Alexander war DDR-Grenzsoldat. Immer hinüber zu schauen ans andere, das verbotene Ufer, das hat er irgendwann nicht mehr ausgehalten. Er ist in die Elbe gesprungen, um in den Westen zu schwimmen. Angekommen ist er dort nie. Am nächsten Morgen wurde seine Leiche angeschwemmt, am östlichen Ufer. "Tot oder im Westen: er hat uns verlassen", sagt seine Mutter 14 Jahre später. Wie könnte man treffender die Demarkationslinie beschreiben, die die DDR in die Biographien ihrer Bürger geschnitten hat? Es mag heute als Schrulligkeit durchgehen, dass West-Berlin auf den offiziellen Landkarten der DDR ein weißer Fleck war. Aber auf eine kalte und fratzenhafte Art symbolisiert dieser Fleck die Verdrängungsarbeit, die der Staat seinen Bürgern abverlangte. Was 1989 geschah, wäre dann als eine kollektive Arbeitsverweigerung zu verstehen. Sie haben einfach gekündigt, denke ich mir.
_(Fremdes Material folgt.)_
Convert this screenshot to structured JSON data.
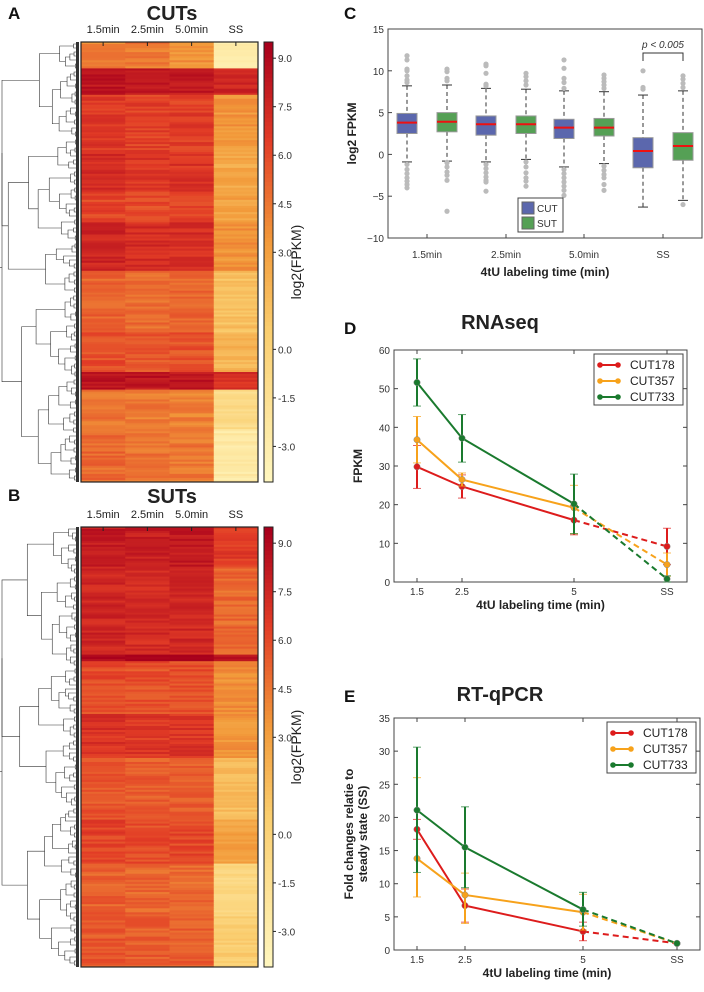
{
  "panels": {
    "A": {
      "letter": "A",
      "title": "CUTs"
    },
    "B": {
      "letter": "B",
      "title": "SUTs"
    },
    "C": {
      "letter": "C"
    },
    "D": {
      "letter": "D",
      "title": "RNAseq"
    },
    "E": {
      "letter": "E",
      "title": "RT-qPCR"
    }
  },
  "colors": {
    "cut_box": "#5b67ad",
    "sut_box": "#55a055",
    "median": "#ee1111",
    "outlier": "#bbbbbb",
    "CUT178": "#dd1c1c",
    "CUT357": "#f7a21b",
    "CUT733": "#1a7a2e",
    "heat_low": "#fff7c0",
    "heat_mid": "#f29a3a",
    "heat_high": "#a8001c"
  },
  "chart_data": [
    {
      "id": "A",
      "type": "heatmap",
      "title": "CUTs",
      "columns": [
        "1.5min",
        "2.5min",
        "5.0min",
        "SS"
      ],
      "colorbar_label": "log2(FPKM)",
      "colorbar_ticks": [
        "9.0",
        "7.5",
        "6.0",
        "4.5",
        "3.0",
        "0.0",
        "-1.5",
        "-3.0"
      ],
      "colorbar_range": [
        -4.1,
        9.5
      ],
      "row_blocks": [
        {
          "share": 6,
          "values": [
            4.2,
            4.4,
            3.6,
            -2.8
          ]
        },
        {
          "share": 6,
          "values": [
            8.4,
            8.2,
            8.3,
            7.6
          ]
        },
        {
          "share": 13,
          "values": [
            6.7,
            6.4,
            6.5,
            3.4
          ]
        },
        {
          "share": 9,
          "values": [
            7.2,
            6.8,
            6.9,
            2.6
          ]
        },
        {
          "share": 7,
          "values": [
            6.2,
            6.1,
            6.2,
            3.0
          ]
        },
        {
          "share": 11,
          "values": [
            7.6,
            7.3,
            7.2,
            3.6
          ]
        },
        {
          "share": 14,
          "values": [
            5.2,
            4.9,
            5.0,
            1.4
          ]
        },
        {
          "share": 9,
          "values": [
            5.9,
            5.6,
            5.7,
            2.0
          ]
        },
        {
          "share": 4,
          "values": [
            8.6,
            8.4,
            8.3,
            7.2
          ]
        },
        {
          "share": 9,
          "values": [
            4.6,
            4.4,
            4.2,
            -0.8
          ]
        },
        {
          "share": 12,
          "values": [
            5.0,
            4.7,
            4.6,
            -2.5
          ]
        }
      ]
    },
    {
      "id": "B",
      "type": "heatmap",
      "title": "SUTs",
      "columns": [
        "1.5min",
        "2.5min",
        "5.0min",
        "SS"
      ],
      "colorbar_label": "log2(FPKM)",
      "colorbar_ticks": [
        "9.0",
        "7.5",
        "6.0",
        "4.5",
        "3.0",
        "0.0",
        "-1.5",
        "-3.0"
      ],
      "colorbar_range": [
        -4.1,
        9.5
      ],
      "row_blocks": [
        {
          "share": 9,
          "values": [
            8.2,
            8.0,
            8.1,
            6.6
          ]
        },
        {
          "share": 20,
          "values": [
            7.6,
            7.3,
            7.5,
            5.0
          ]
        },
        {
          "share": 1.5,
          "values": [
            9.3,
            9.2,
            9.2,
            8.8
          ]
        },
        {
          "share": 12,
          "values": [
            6.0,
            5.8,
            5.9,
            3.8
          ]
        },
        {
          "share": 10,
          "values": [
            7.0,
            6.7,
            6.8,
            3.5
          ]
        },
        {
          "share": 14,
          "values": [
            5.6,
            5.4,
            5.4,
            1.5
          ]
        },
        {
          "share": 10,
          "values": [
            6.3,
            6.0,
            6.1,
            3.0
          ]
        },
        {
          "share": 12,
          "values": [
            5.3,
            5.1,
            5.0,
            -0.5
          ]
        },
        {
          "share": 11.5,
          "values": [
            5.6,
            5.4,
            5.3,
            0.5
          ]
        }
      ]
    },
    {
      "id": "C",
      "type": "box",
      "ylabel": "log2 FPKM",
      "xlabel": "4tU labeling time (min)",
      "categories": [
        "1.5min",
        "2.5min",
        "5.0min",
        "SS"
      ],
      "ylim": [
        -10,
        15
      ],
      "yticks": [
        "15",
        "10",
        "5",
        "0",
        "−5",
        "−10"
      ],
      "ytick_values": [
        15,
        10,
        5,
        0,
        -5,
        -10
      ],
      "legend": [
        "CUT",
        "SUT"
      ],
      "annotation": "p < 0.005",
      "series": [
        {
          "name": "CUT",
          "boxes": [
            {
              "q1": 2.5,
              "median": 3.8,
              "q3": 4.9,
              "low": -0.9,
              "high": 8.2,
              "outliers": [
                8.6,
                8.9,
                9.4,
                10.0,
                10.2,
                11.3,
                11.8,
                -1.2,
                -1.8,
                -2.3,
                -2.8,
                -3.2,
                -3.6,
                -4.0
              ]
            },
            {
              "q1": 2.3,
              "median": 3.6,
              "q3": 4.6,
              "low": -0.9,
              "high": 7.9,
              "outliers": [
                8.2,
                8.4,
                9.7,
                10.6,
                10.8,
                -1.2,
                -1.7,
                -2.2,
                -2.7,
                -3.1,
                -3.3,
                -4.4
              ]
            },
            {
              "q1": 1.9,
              "median": 3.2,
              "q3": 4.2,
              "low": -1.5,
              "high": 7.6,
              "outliers": [
                7.9,
                8.6,
                9.1,
                10.3,
                11.3,
                -1.8,
                -2.3,
                -2.8,
                -3.3,
                -3.8,
                -4.3,
                -4.9
              ]
            },
            {
              "q1": -1.6,
              "median": 0.4,
              "q3": 2.0,
              "low": -6.3,
              "high": 7.1,
              "outliers": [
                7.8,
                8.0,
                10.0
              ]
            }
          ]
        },
        {
          "name": "SUT",
          "boxes": [
            {
              "q1": 2.7,
              "median": 3.9,
              "q3": 5.0,
              "low": -0.8,
              "high": 8.3,
              "outliers": [
                8.8,
                9.1,
                9.9,
                10.2,
                -1.0,
                -1.5,
                -2.1,
                -2.5,
                -3.1,
                -6.8
              ]
            },
            {
              "q1": 2.5,
              "median": 3.6,
              "q3": 4.6,
              "low": -0.6,
              "high": 7.8,
              "outliers": [
                8.3,
                8.8,
                9.3,
                9.7,
                -0.9,
                -1.5,
                -2.2,
                -2.8,
                -3.2,
                -3.8
              ]
            },
            {
              "q1": 2.2,
              "median": 3.2,
              "q3": 4.3,
              "low": -1.1,
              "high": 7.5,
              "outliers": [
                7.9,
                8.3,
                8.7,
                9.1,
                9.5,
                -1.4,
                -1.9,
                -2.4,
                -2.8,
                -3.6,
                -4.3
              ]
            },
            {
              "q1": -0.7,
              "median": 1.0,
              "q3": 2.6,
              "low": -5.5,
              "high": 7.6,
              "outliers": [
                8.0,
                8.5,
                9.0,
                9.4,
                -6.0
              ]
            }
          ]
        }
      ]
    },
    {
      "id": "D",
      "type": "line",
      "title": "RNAseq",
      "ylabel": "FPKM",
      "xlabel": "4tU labeling time (min)",
      "x": [
        1.5,
        2.5,
        5,
        "SS"
      ],
      "xticks": [
        "1.5",
        "2.5",
        "5",
        "SS"
      ],
      "ylim": [
        0,
        60
      ],
      "yticks": [
        "60",
        "50",
        "40",
        "30",
        "20",
        "10",
        "0"
      ],
      "ytick_values": [
        60,
        50,
        40,
        30,
        20,
        10,
        0
      ],
      "legend_position": "top-right",
      "series": [
        {
          "name": "CUT178",
          "values": [
            29.8,
            24.7,
            16.0,
            9.2
          ],
          "err_low": [
            24.2,
            21.7,
            12.2,
            4.5
          ],
          "err_high": [
            35.3,
            27.7,
            19.8,
            13.9
          ]
        },
        {
          "name": "CUT357",
          "values": [
            36.8,
            26.5,
            19.2,
            4.5
          ],
          "err_low": [
            30.8,
            24.8,
            12.5,
            1.5
          ],
          "err_high": [
            42.8,
            28.2,
            25.0,
            7.5
          ]
        },
        {
          "name": "CUT733",
          "values": [
            51.6,
            37.2,
            20.2,
            0.8
          ],
          "err_low": [
            45.5,
            31.0,
            12.5,
            0.0
          ],
          "err_high": [
            57.7,
            43.3,
            27.9,
            1.6
          ]
        }
      ]
    },
    {
      "id": "E",
      "type": "line",
      "title": "RT-qPCR",
      "ylabel": [
        "Fold changes relatie to",
        "steady state (SS)"
      ],
      "xlabel": "4tU labeling time (min)",
      "x": [
        1.5,
        2.5,
        5,
        "SS"
      ],
      "xticks": [
        "1.5",
        "2.5",
        "5",
        "SS"
      ],
      "ylim": [
        0,
        35
      ],
      "yticks": [
        "35",
        "30",
        "25",
        "20",
        "15",
        "10",
        "5",
        "0"
      ],
      "ytick_values": [
        35,
        30,
        25,
        20,
        15,
        10,
        5,
        0
      ],
      "legend_position": "top-right",
      "series": [
        {
          "name": "CUT178",
          "values": [
            18.2,
            6.7,
            2.8,
            1.0
          ],
          "err_low": [
            16.7,
            4.2,
            1.4,
            1.0
          ],
          "err_high": [
            19.7,
            9.2,
            4.2,
            1.0
          ]
        },
        {
          "name": "CUT357",
          "values": [
            13.8,
            8.3,
            5.7,
            1.0
          ],
          "err_low": [
            8.0,
            4.0,
            3.0,
            1.0
          ],
          "err_high": [
            26.0,
            11.6,
            8.4,
            1.0
          ]
        },
        {
          "name": "CUT733",
          "values": [
            21.1,
            15.5,
            6.1,
            1.0
          ],
          "err_low": [
            11.7,
            9.4,
            3.6,
            1.0
          ],
          "err_high": [
            30.6,
            21.6,
            8.7,
            1.0
          ]
        }
      ]
    }
  ]
}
"Wer nicht dabei war, der kann das nicht verstehen", sagt Stefan. Er hatte Wachdienst in der Nacht, als Alexander fliehen wollte. Er glaubte, ihn vor seiner Flucht bewahren zu müssen, schwamm ihm hinterher und zerrte so lange an dem Freund, bis er ihn an seiner Erkennungsmarke erdrosselt hatte. Wie Alexanders Mutter lebt er noch 14 Jahre später mit der offiziellen Version des Vorfalls, nach der Alexander "in Erfüllung seiner soldatischen Pflichten" eine Art Heldentod gestorben sei.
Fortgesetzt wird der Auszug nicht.